Peki, emlakçılar bu durumda ne yapacak? Verilerini çevrimiçi listelemeyen, müşterilerine teknoloji odaklı hizmet sunmayan ve proptech teknolojilerini işine uyarlayamayan, yani teknolojik değişime ayak uyduramayan emlakçılar ilerleyen yıllarda yavaş yavaş sektörden silinecek. Hatta, önümüzdeki on yıldan sonra geleneksel emlakçılık gibi bir mesleğin ortadan kalkabileceğini bile söyleyebiliriz.

‘Danışmansız Emlak Girişimleri’ dünyasında neler olduğuna da yakından bakalım…

Aracısız emlak satışının tıpkı Uber, Google sürücüsüz araçlar gibi olmasını arzulayan Zillow emlak sektöründeki yıkıcı teknolojiyi ortaya çıkarabilmek ve sektörün Google’ı olabilmek için yalnızca AR-GE’sine 100 milyondan dolardan fazla yatırım yaparak gelişimine katkı sağladı.

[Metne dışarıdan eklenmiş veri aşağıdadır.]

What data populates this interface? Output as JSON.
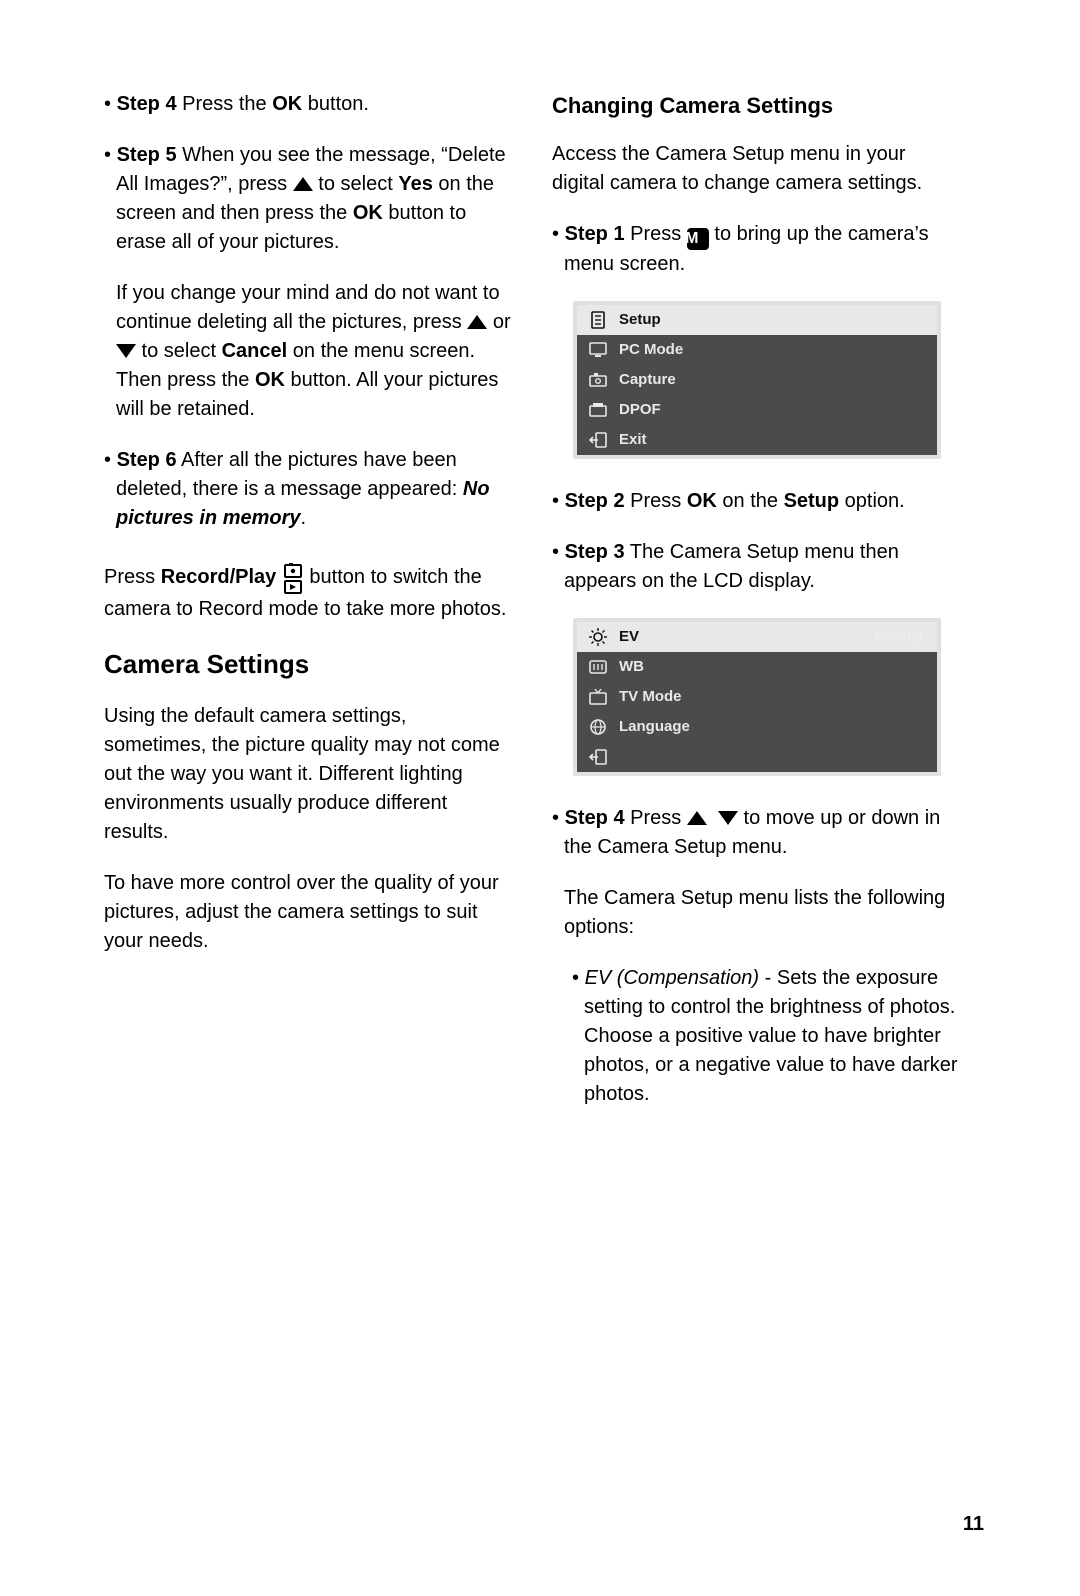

Gayrimenkul sektöründe var olmak istedikleri bilen Amazon, Google, Microsoft ve Facebook gibi şirketler AR-GE’lerine sırasıyla 16 milyar dolar, 14 milyar dolar, 12 milyar dolar ve 6 milyar dolar harcadı. Gayrimenkul sektörünü yakından izleyen CB Insights araştırma şirketi, yeni girişimlerin, mortgage’lara ve doğrudan ev satın almaya odaklandığını söylüyor. Emlak ekosistemindeki girişimler ise olayın veri, değerleme ve analitik, yapay zeka, akıllı ev teknolojileri, kitle fonlaması ve enerji yönetimi kısmına yöneliyor.

Emlakçıları aradan çıkaran ve yakın takibe alınması gereken girişimlerin başında bulunan Opendoor’un bugünkü değeri 4.4 milyar dolar. Evini acil satmak isteyenlere anlık teklifler verip evleri değerinden çok düşük bir fiyata satın alan Opendoor sektörün yükselen değerlerinden belki de en önemlisi. 

Emlakçı nerede?

Knock adlı emlak girişimi, Opendoor ile aynı iş modeline sahip ve gün geçtikçe gelirini artıran bir büyüme gerçekleştiriyor. Danışmanları aradan çıkaran bu iş modelleri hakkında yeni yazımızı hazırlıyoruz. Daha önce bu konu hakkında yazmış olduğumuz makalemizi buradan okuyabilirsiniz.

Point.com ise 2010 yılından bu yana faaliyet gösteren sektörün bir diğer önemli oyuncusu. Şirket kısaca, ortak çalışma alanı ortamları ve esnek hazır ofisler sunarak sektöre katkı sağlıyor.

Sektörde faaliyet gösteren bir diğer girişim ise Slock.it. Aslında akıllı bir kilit sistemi olan Slock.it, sözleşme şartları yerine getirildiğinde açılıyor. Kişilerin, aracıya ihtiyacı olmadan, mülkünü kiralamasını, satmasını ya da paylaşmasını sağlıyor.

ListingDoor.com ise aslında sahibinden satılık evlerin listelendiği bir pazar yeri. Forbes dergisi ListingDoor sitesi için "Emlak Sektörünün "Uber" uygulaması olabilir." yorumunu yapmaktadır.

Sonuç olarak, emlakçılar günümüzde hâlâ güvenilir aracılar olarak görünebilir. Alıcı da satıcı da işlemleri emlakçıya devrederek kendini daha güvende hissedebilir ancak gelecekte bunun böyle olmayacağı aşikar. Şimdilik komisyondan para kazanan emlakçıların komisyon gelirleri blockchain’in yükselmesiyle hızla düşecek ve geleneksel emlakçılar kepenk kapatmak zorunda kalacak.

Teknolojik değişime ayak uyduramayan her sektör gibi emlak sektöründe de, gerçekleşen teknolojik depremler birçok geleneksel algıyı yutacak. Gayrimenkul danışmanları, rekabetin teknoloji ile geçeceği yarınlara bugünden hazırlanmalı.